Maddow went on to ask him what expectations he would put in place for Barr to either comply with or defy the order.

“Well, we don’t know that,” Nadler responded. “Subpoenas are supposed to be respected, obviously, but the corruption of the attorney general, of Barr, may lead him to try to defy it.”

He went on to hint at “other remedies” lawmakers have in order to compel Barr’s compliance, including the elimination of his “office budget.” The host went on to clarify that Nadler had been referring to the U.S. Department of Justice budget.

The topic soon switched to the decision to push Berman out of his high-profile prosecutorial position. Nadler indicated that Berman has also been called to testify before Congress, going on to accuse Barr and President Donald Trump of improperly interfering in investigations currently underway in the U.S. attorney’s office.

Jordan’s letter to Barr

Axios first reported that Nadler intended to subpoena the attorney general, citing confirmation from a spokesperson for the judiciary committee. If issued, the hearing is tentatively scheduled for July 2.

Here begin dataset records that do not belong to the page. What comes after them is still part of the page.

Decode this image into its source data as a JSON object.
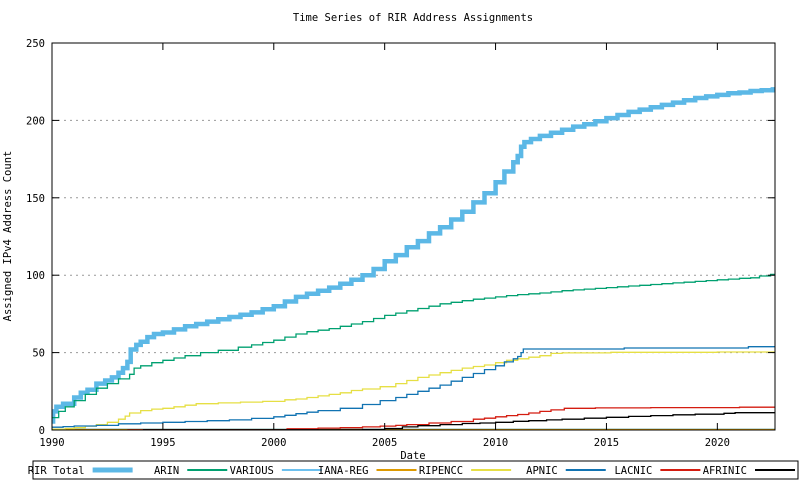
{
  "chart_data": {
    "type": "line",
    "title": "Time Series of RIR Address Assignments",
    "xlabel": "Date",
    "ylabel": "Assigned IPv4 Address Count",
    "xlim": [
      1990,
      2022.6
    ],
    "ylim": [
      0,
      250
    ],
    "xticks": [
      1990,
      1995,
      2000,
      2005,
      2010,
      2015,
      2020
    ],
    "yticks": [
      0,
      50,
      100,
      150,
      200,
      250
    ],
    "grid": "horizontal-dotted",
    "grid_color": "#999999",
    "axis_color": "#000000",
    "background_color": "#ffffff",
    "legend_position": "bottom-row-boxed",
    "series": [
      {
        "name": "RIR Total",
        "color": "#5cb8e6",
        "width": 4.5,
        "points": [
          [
            1990.0,
            5.5
          ],
          [
            1990.05,
            12
          ],
          [
            1990.2,
            15
          ],
          [
            1990.5,
            17
          ],
          [
            1991.0,
            21
          ],
          [
            1991.3,
            24
          ],
          [
            1991.6,
            26
          ],
          [
            1992.0,
            30
          ],
          [
            1992.4,
            32
          ],
          [
            1992.7,
            34
          ],
          [
            1993.0,
            37
          ],
          [
            1993.2,
            40
          ],
          [
            1993.4,
            44
          ],
          [
            1993.55,
            52
          ],
          [
            1993.8,
            55
          ],
          [
            1994.0,
            57
          ],
          [
            1994.3,
            60
          ],
          [
            1994.6,
            62
          ],
          [
            1995.0,
            63
          ],
          [
            1995.5,
            65
          ],
          [
            1996.0,
            67
          ],
          [
            1996.5,
            68.5
          ],
          [
            1997.0,
            70
          ],
          [
            1997.5,
            71.5
          ],
          [
            1998.0,
            73
          ],
          [
            1998.5,
            74.5
          ],
          [
            1999.0,
            76
          ],
          [
            1999.5,
            78
          ],
          [
            2000.0,
            80
          ],
          [
            2000.5,
            83
          ],
          [
            2001.0,
            86
          ],
          [
            2001.5,
            88
          ],
          [
            2002.0,
            90
          ],
          [
            2002.5,
            92
          ],
          [
            2003.0,
            94.5
          ],
          [
            2003.5,
            97
          ],
          [
            2004.0,
            100
          ],
          [
            2004.5,
            104
          ],
          [
            2005.0,
            109
          ],
          [
            2005.5,
            113
          ],
          [
            2006.0,
            118
          ],
          [
            2006.5,
            122
          ],
          [
            2007.0,
            127
          ],
          [
            2007.5,
            131
          ],
          [
            2008.0,
            136
          ],
          [
            2008.5,
            141
          ],
          [
            2009.0,
            147
          ],
          [
            2009.5,
            153
          ],
          [
            2010.0,
            160
          ],
          [
            2010.4,
            167
          ],
          [
            2010.8,
            173
          ],
          [
            2011.0,
            177
          ],
          [
            2011.15,
            183
          ],
          [
            2011.3,
            186
          ],
          [
            2011.6,
            188
          ],
          [
            2012.0,
            190
          ],
          [
            2012.5,
            192
          ],
          [
            2013.0,
            194
          ],
          [
            2013.5,
            196
          ],
          [
            2014.0,
            197.5
          ],
          [
            2014.5,
            199.5
          ],
          [
            2015.0,
            201.5
          ],
          [
            2015.5,
            203.5
          ],
          [
            2016.0,
            205.5
          ],
          [
            2016.5,
            207
          ],
          [
            2017.0,
            208.5
          ],
          [
            2017.5,
            210
          ],
          [
            2018.0,
            211.5
          ],
          [
            2018.5,
            213
          ],
          [
            2019.0,
            214.5
          ],
          [
            2019.5,
            215.5
          ],
          [
            2020.0,
            216.5
          ],
          [
            2020.5,
            217.5
          ],
          [
            2021.0,
            218
          ],
          [
            2021.5,
            219
          ],
          [
            2022.0,
            219.5
          ],
          [
            2022.5,
            220
          ]
        ]
      },
      {
        "name": "ARIN",
        "color": "#00a070",
        "width": 1.3,
        "points": [
          [
            1990.0,
            8
          ],
          [
            1990.3,
            12
          ],
          [
            1990.6,
            15
          ],
          [
            1991.0,
            19
          ],
          [
            1991.5,
            23
          ],
          [
            1992.0,
            27
          ],
          [
            1992.5,
            30
          ],
          [
            1993.0,
            33
          ],
          [
            1993.5,
            36
          ],
          [
            1993.7,
            40
          ],
          [
            1994.0,
            41.5
          ],
          [
            1994.5,
            43.5
          ],
          [
            1995.0,
            45
          ],
          [
            1995.5,
            46.5
          ],
          [
            1996.0,
            48
          ],
          [
            1996.7,
            50
          ],
          [
            1997.5,
            51.5
          ],
          [
            1998.4,
            53.5
          ],
          [
            1999.0,
            55
          ],
          [
            1999.5,
            56.5
          ],
          [
            2000.0,
            58
          ],
          [
            2000.5,
            60
          ],
          [
            2001.0,
            62
          ],
          [
            2001.5,
            63.5
          ],
          [
            2002.0,
            64.5
          ],
          [
            2002.5,
            65.5
          ],
          [
            2003.0,
            67
          ],
          [
            2003.5,
            68.5
          ],
          [
            2004.0,
            70
          ],
          [
            2004.5,
            72
          ],
          [
            2005.0,
            74
          ],
          [
            2005.5,
            75.5
          ],
          [
            2006.0,
            77
          ],
          [
            2006.5,
            78.5
          ],
          [
            2007.0,
            80
          ],
          [
            2007.5,
            81.5
          ],
          [
            2008.0,
            82.5
          ],
          [
            2008.5,
            83.5
          ],
          [
            2009.0,
            84.5
          ],
          [
            2009.5,
            85.2
          ],
          [
            2010.0,
            86
          ],
          [
            2010.5,
            86.8
          ],
          [
            2011.0,
            87.5
          ],
          [
            2011.5,
            88
          ],
          [
            2012.0,
            88.5
          ],
          [
            2012.5,
            89.2
          ],
          [
            2013.0,
            90
          ],
          [
            2013.5,
            90.5
          ],
          [
            2014.0,
            91
          ],
          [
            2014.5,
            91.5
          ],
          [
            2015.0,
            92
          ],
          [
            2015.5,
            92.5
          ],
          [
            2016.0,
            93
          ],
          [
            2016.5,
            93.5
          ],
          [
            2017.0,
            94
          ],
          [
            2017.5,
            94.5
          ],
          [
            2018.0,
            95
          ],
          [
            2018.5,
            95.5
          ],
          [
            2019.0,
            96
          ],
          [
            2019.5,
            96.5
          ],
          [
            2020.0,
            97
          ],
          [
            2020.5,
            97.5
          ],
          [
            2021.0,
            98
          ],
          [
            2021.5,
            98.3
          ],
          [
            2021.9,
            99.5
          ],
          [
            2022.4,
            100.5
          ]
        ]
      },
      {
        "name": "VARIOUS",
        "color": "#6cc0ee",
        "width": 1.3,
        "points": [
          [
            1990.0,
            0.5
          ],
          [
            2022.6,
            0.5
          ]
        ]
      },
      {
        "name": "IANA-REG",
        "color": "#dd9a00",
        "width": 1.3,
        "points": [
          [
            1990.0,
            0.3
          ],
          [
            2022.6,
            0.3
          ]
        ]
      },
      {
        "name": "RIPENCC",
        "color": "#e6df44",
        "width": 1.3,
        "points": [
          [
            1990.0,
            0.5
          ],
          [
            1990.6,
            1
          ],
          [
            1991.0,
            1.5
          ],
          [
            1991.5,
            2.5
          ],
          [
            1992.0,
            3.5
          ],
          [
            1992.5,
            5
          ],
          [
            1993.0,
            7
          ],
          [
            1993.3,
            9
          ],
          [
            1993.5,
            11
          ],
          [
            1994.0,
            12.5
          ],
          [
            1994.5,
            13.5
          ],
          [
            1995.0,
            14
          ],
          [
            1995.5,
            15
          ],
          [
            1996.0,
            16
          ],
          [
            1996.5,
            17
          ],
          [
            1997.5,
            17.5
          ],
          [
            1998.5,
            18
          ],
          [
            1999.5,
            18.5
          ],
          [
            2000.5,
            19.5
          ],
          [
            2001.0,
            20
          ],
          [
            2001.5,
            21
          ],
          [
            2002.0,
            22
          ],
          [
            2002.5,
            23
          ],
          [
            2003.0,
            24
          ],
          [
            2003.5,
            25.5
          ],
          [
            2004.0,
            26.5
          ],
          [
            2004.8,
            28
          ],
          [
            2005.5,
            30
          ],
          [
            2006.0,
            32
          ],
          [
            2006.5,
            34
          ],
          [
            2007.0,
            35.5
          ],
          [
            2007.5,
            37
          ],
          [
            2008.0,
            38.5
          ],
          [
            2008.5,
            40
          ],
          [
            2009.0,
            41
          ],
          [
            2009.5,
            42
          ],
          [
            2010.0,
            43.5
          ],
          [
            2010.5,
            45
          ],
          [
            2011.0,
            46
          ],
          [
            2011.5,
            47
          ],
          [
            2012.0,
            48
          ],
          [
            2012.5,
            49.5
          ],
          [
            2013.0,
            49.8
          ],
          [
            2015.2,
            50.2
          ],
          [
            2020.0,
            50.4
          ]
        ]
      },
      {
        "name": "APNIC",
        "color": "#1173b2",
        "width": 1.3,
        "points": [
          [
            1990.0,
            1.8
          ],
          [
            1990.5,
            2.2
          ],
          [
            1991.0,
            2.6
          ],
          [
            1992.0,
            3
          ],
          [
            1993.0,
            4
          ],
          [
            1994.0,
            4.5
          ],
          [
            1995.0,
            5
          ],
          [
            1996.0,
            5.5
          ],
          [
            1997.0,
            6
          ],
          [
            1998.0,
            6.5
          ],
          [
            1999.0,
            7.5
          ],
          [
            2000.0,
            8.5
          ],
          [
            2000.5,
            9.5
          ],
          [
            2001.0,
            10.5
          ],
          [
            2001.5,
            11.5
          ],
          [
            2002.0,
            12.5
          ],
          [
            2003.0,
            14
          ],
          [
            2004.0,
            16.5
          ],
          [
            2004.8,
            19
          ],
          [
            2005.5,
            21
          ],
          [
            2006.0,
            23
          ],
          [
            2006.5,
            25
          ],
          [
            2007.0,
            27
          ],
          [
            2007.5,
            29
          ],
          [
            2008.0,
            31.5
          ],
          [
            2008.5,
            34
          ],
          [
            2009.0,
            36.5
          ],
          [
            2009.5,
            39
          ],
          [
            2010.0,
            41.5
          ],
          [
            2010.4,
            44
          ],
          [
            2010.8,
            46
          ],
          [
            2011.0,
            47.5
          ],
          [
            2011.15,
            50
          ],
          [
            2011.25,
            52.3
          ],
          [
            2015.8,
            53
          ],
          [
            2021.4,
            53.8
          ]
        ]
      },
      {
        "name": "LACNIC",
        "color": "#d41c10",
        "width": 1.3,
        "points": [
          [
            1993.4,
            0.15
          ],
          [
            2000.6,
            0.8
          ],
          [
            2002.0,
            1.2
          ],
          [
            2003.0,
            1.5
          ],
          [
            2004.0,
            2
          ],
          [
            2004.8,
            2.5
          ],
          [
            2005.5,
            3
          ],
          [
            2006.0,
            3.5
          ],
          [
            2007.0,
            4.5
          ],
          [
            2008.0,
            5.5
          ],
          [
            2009.0,
            7
          ],
          [
            2009.5,
            7.6
          ],
          [
            2010.0,
            8.5
          ],
          [
            2010.5,
            9.3
          ],
          [
            2011.0,
            10
          ],
          [
            2011.5,
            11
          ],
          [
            2012.0,
            12
          ],
          [
            2012.5,
            13
          ],
          [
            2013.1,
            14
          ],
          [
            2014.5,
            14.3
          ],
          [
            2017.0,
            14.5
          ],
          [
            2021.0,
            14.7
          ]
        ]
      },
      {
        "name": "AFRINIC",
        "color": "#000000",
        "width": 1.3,
        "points": [
          [
            1994.1,
            0.1
          ],
          [
            2004.0,
            0.3
          ],
          [
            2005.0,
            1
          ],
          [
            2005.8,
            2
          ],
          [
            2006.5,
            2.8
          ],
          [
            2007.5,
            3.5
          ],
          [
            2008.5,
            4.2
          ],
          [
            2009.3,
            4.5
          ],
          [
            2010.0,
            5
          ],
          [
            2010.8,
            5.6
          ],
          [
            2011.5,
            6
          ],
          [
            2012.3,
            6.5
          ],
          [
            2013.0,
            7
          ],
          [
            2014.0,
            7.6
          ],
          [
            2015.0,
            8.2
          ],
          [
            2016.0,
            8.8
          ],
          [
            2017.0,
            9.3
          ],
          [
            2018.0,
            9.8
          ],
          [
            2019.0,
            10.2
          ],
          [
            2020.3,
            10.8
          ],
          [
            2020.8,
            11.2
          ]
        ]
      }
    ]
  }
}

Rep. Jim Jordan (R-OH), a ranking committee member, penned a letter in which he lambasted Nadler for his perceived animosity toward the attorney general.

Jordan further noted that Barr had already agreed to testify voluntarily during a hearing in March that was canceled due to the coronavirus pandemic. He suggested a subpoena would not be necessary to convince Barr to testify at a later date.

Some Republicans believe Nadler and others on that side of the aisle have had a vendetta against Barr since he was confirmed for his current post. It remains to be seen whether Barr’s recent actions will give Democrats something tangible to pursue.